Before Philando Castile and Alton Sterling, both of whom were killed by police officers within the brief span of 48 hours since Wednesday, there have been so many more whose names never made the news or who have been practically forgotten. Many point to the killing of Trayvon Martin, which essentially spawned the Black Lives Matter movement, as  a starting point to trace the heightened awareness of racial injustice that lingers in America. But some of us remember Rodney King, and Abner Louima, and Mark Clark, and Fred Hampton, and Emmett Till, and (add your friend and/or family member here), and so many others whose trail of blood traces all the way back to the first slave ships.

So yes. This is a pattern. This country wasn’t just built on the backs of black slave labor, it’s corrupted heart and spirit was fueled by the hatred harbored by the majority white population for those slaves as well as others who were not sufficiently white. White men in power have been extinguishing black lives with impunity ever since the first black life was tossed ashore in what was eventually to become the most powerful nation on Earth. Just think, for a moment, how it got that way.

Because, in the end, it is all about power isn’t it? Who has it, and who does not.

Which, in a meandering sort of way, brings me to the sniper killing of five Dallas police officers which occurred Thursday evening around 9 p.m. At first there was scant information about the identity of the sniper, leading some friends of mine to speculate that the guy was probably a white man trying to stir up a race war. Because how often do we ever hear about a black sniper wearing body armor, right?

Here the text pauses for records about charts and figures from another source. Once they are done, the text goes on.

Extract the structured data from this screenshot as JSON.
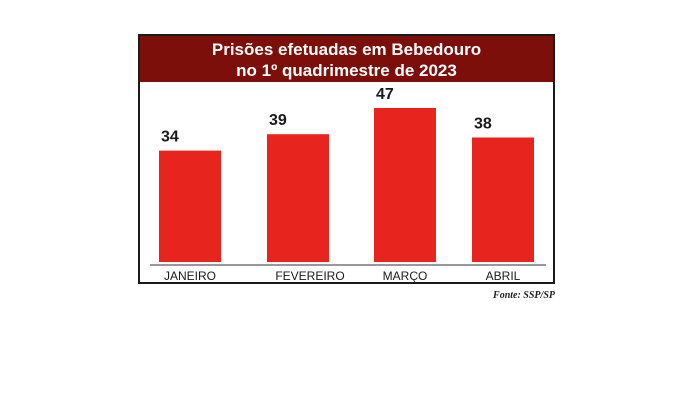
{
  "chart_data": {
    "type": "bar",
    "title": "Prisões efetuadas em Bebedouro",
    "subtitle": "no 1º quadrimestre de 2023",
    "categories": [
      "JANEIRO",
      "FEVEREIRO",
      "MARÇO",
      "ABRIL"
    ],
    "values": [
      34,
      39,
      47,
      38
    ],
    "ylim": [
      0,
      47
    ],
    "grid": false,
    "legend": "none",
    "bar_color": "#e8241f",
    "header_color": "#7d0f0b"
  },
  "source": "Fonte: SSP/SP"
}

But then I heard the report come out on WDET as I was driving to work that not only was this guy a black sniper, but he was a black sniper who made plain his intention to kill white people, especially police officers, because he was so upset about the police killings. The murder of the police officers was painful enough all by itself, but then I heard that the Dallas police force had actually been making huge strides in community policing in recent years. The violent crime rate there has dropped precipitously, according to what I heard on the news, and so has the rate of police violence against citizens. As a matter of fact, prior to the sniper shooting, the Black Lives Matter protest in Dallas was reported to be largely peaceful, and there was even positive interaction between the protesters and the police.

Then the shots rang out and everything went twisted.

The obvious question is why did this happen in Dallas, where the police are actually making strong efforts to do policing the right way?

Because that’s the nature of pent-up rage, that’s why. Once the pot boils over, it’s very difficult to tell the contents exactly where to spill. Whatever is in its path gets hit. That sniper was as wrong as wrong can be, and what he did was a horrible thing. No one in their right mind would ever condone such an act, and their families are deserving of all sympathy. But it wasn’t all that long ago when President John F. Kennedy was also assassinated. Also in Dallas, albeit a very different Dallas. At the time, Malcolm X got himself in trouble with Nation of Islam leader Elijah Muhammad when his response to such a profound national tragedy was to say that the chickens have come home to roost.

And so, it appears, they have. All over again.